Media Companies Foresee No Quick Relief to Slump : Recession: Leading newspaper firms, including Times Mirror, are digging in on the premise that 1992 will be another bad year.

Share
REUTERS

Coming off one of their worst years ever, media companies are not expecting any quick relief from the 1991 advertising decline that has battered the nation’s biggest newspapers and television stations.

“1991 was the toughest year we have had since we went public,” Gannett Co.’s chief financial officer, Douglas McCorkindale, said last week. Now the nation’s largest newspaper company, Gannett sold stock to the public in 1967.

John Curley, chairman of Gannett, which publishes USA Today and more than 120 other newspapers, said Wall Street analysts’ estimates of the company’s 1992 earnings were too optimistic. “We don’t see much evidence of a recovery,” he said.

Advertisement

Other leading newspaper publishers, including New York Times Co., Times Mirror Co., Tribune Co. and Washington Post Co., are hunkering down in anticipation of flat or down business in 1992. Executives from the companies spoke at an industry financial conference last week.

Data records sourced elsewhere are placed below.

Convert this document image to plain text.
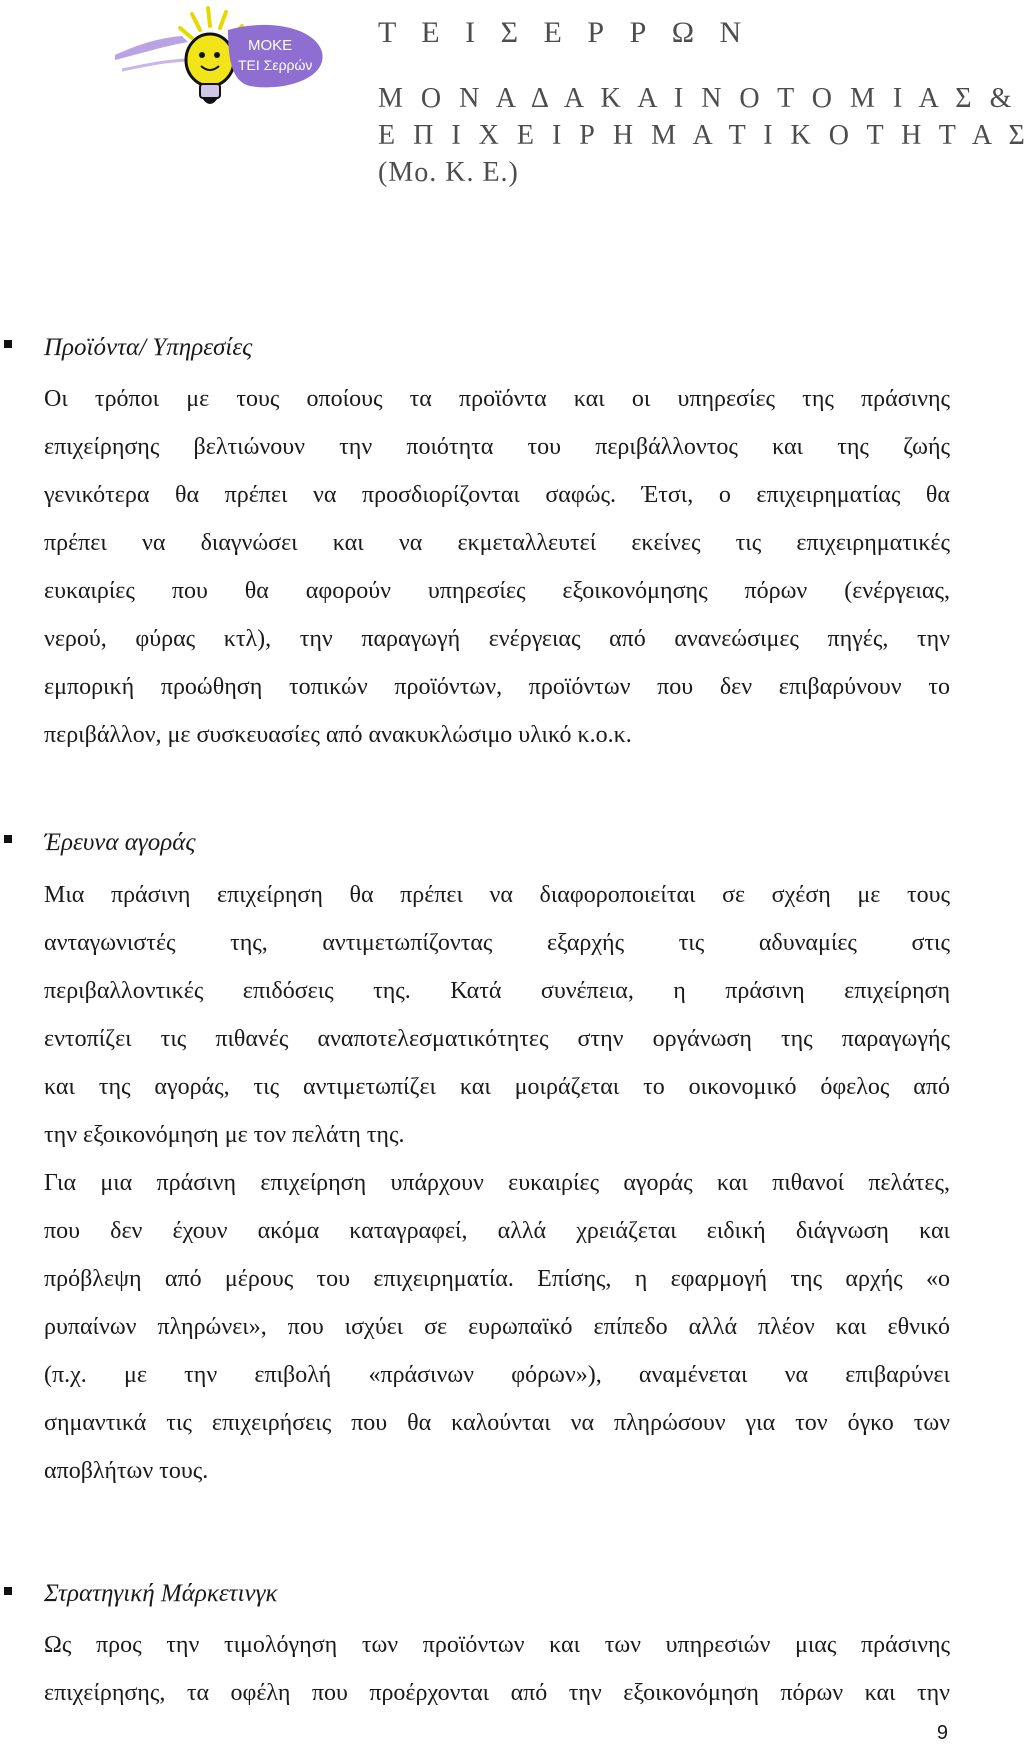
ΜΟΚΕ
ΤΕΙ Σερρών
Τ Ε Ι Σ Ε Ρ Ρ Ω Ν
Μ Ο Ν Α Δ Α Κ Α Ι Ν Ο Τ Ο Μ Ι Α Σ &
Ε Π Ι Χ Ε Ι Ρ Η Μ Α Τ Ι Κ Ο Τ Η Τ Α Σ
(Μο. Κ. Ε.)
Προϊόντα/ Υπηρεσίες
Οι τρόποι με τους οποίους τα προϊόντα και οι υπηρεσίες της πράσινης
επιχείρησης βελτιώνουν την ποιότητα του περιβάλλοντος και της ζωής
γενικότερα θα πρέπει να προσδιορίζονται σαφώς. Έτσι, ο επιχειρηματίας θα
πρέπει να διαγνώσει και να εκμεταλλευτεί εκείνες τις επιχειρηματικές
ευκαιρίες που θα αφορούν υπηρεσίες εξοικονόμησης πόρων (ενέργειας,
νερού, φύρας κτλ), την παραγωγή ενέργειας από ανανεώσιμες πηγές, την
εμπορική προώθηση τοπικών προϊόντων, προϊόντων που δεν επιβαρύνουν το
περιβάλλον, με συσκευασίες από ανακυκλώσιμο υλικό κ.ο.κ.
Έρευνα αγοράς
Μια πράσινη επιχείρηση θα πρέπει να διαφοροποιείται σε σχέση με τους
ανταγωνιστές της, αντιμετωπίζοντας εξαρχής τις αδυναμίες στις
περιβαλλοντικές επιδόσεις της. Κατά συνέπεια, η πράσινη επιχείρηση
εντοπίζει τις πιθανές αναποτελεσματικότητες στην οργάνωση της παραγωγής
και της αγοράς, τις αντιμετωπίζει και μοιράζεται το οικονομικό όφελος από
την εξοικονόμηση με τον πελάτη της.
Για μια πράσινη επιχείρηση υπάρχουν ευκαιρίες αγοράς και πιθανοί πελάτες,
που δεν έχουν ακόμα καταγραφεί, αλλά χρειάζεται ειδική διάγνωση και
πρόβλεψη από μέρους του επιχειρηματία. Επίσης, η εφαρμογή της αρχής «ο
ρυπαίνων πληρώνει», που ισχύει σε ευρωπαϊκό επίπεδο αλλά πλέον και εθνικό
(π.χ. με την επιβολή «πράσινων φόρων»), αναμένεται να επιβαρύνει
σημαντικά τις επιχειρήσεις που θα καλούνται να πληρώσουν για τον όγκο των
αποβλήτων τους.
Στρατηγική Μάρκετινγκ
Ως προς την τιμολόγηση των προϊόντων και των υπηρεσιών μιας πράσινης
επιχείρησης, τα οφέλη που προέρχονται από την εξοικονόμηση πόρων και την
9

Cutbacks in advertising weighed heavily on newspapers, magazines, broadcasters and other media companies this year, depressing profits and causing some publishers to offer discounts to lure advertisers.

In addition, the anemic economy has curtailed classified ads for help-wanted and real estate, two longstanding revenue-generators for publications.

Total advertising spending in the United States is expected to fall about 1.5% this year to $126.7 billion, according to Robert Coen, an industry forecaster at McCann-Erickson Worldwide, a leading ad agency.

Ad spending at the nation’s television networks fell 5% in 1991 from 1990, while local TV stations saw a 6.5% decline, he said. Ad spending at magazines fell 4%, radio was down 2% and newspapers were flat.

Only cable television and syndicated shows on broadcast TV saw strong gains. Outside the media, direct-mail advertising and Yellow Pages advertising rose 4%.

Advertisement

The ad slump has hurt earnings at newspapers and other media companies. Net income at Arlington, Va.-based Gannett dropped 21% in the first nine months of the year, to $204.6 million, or $1.34 a share, from $259.7 million, or $1.62 a share.

At the New York Times, chief financial officer David Gorham said classified advertising for the company’s flagship newspaper, as well as its other publications, would drop next year.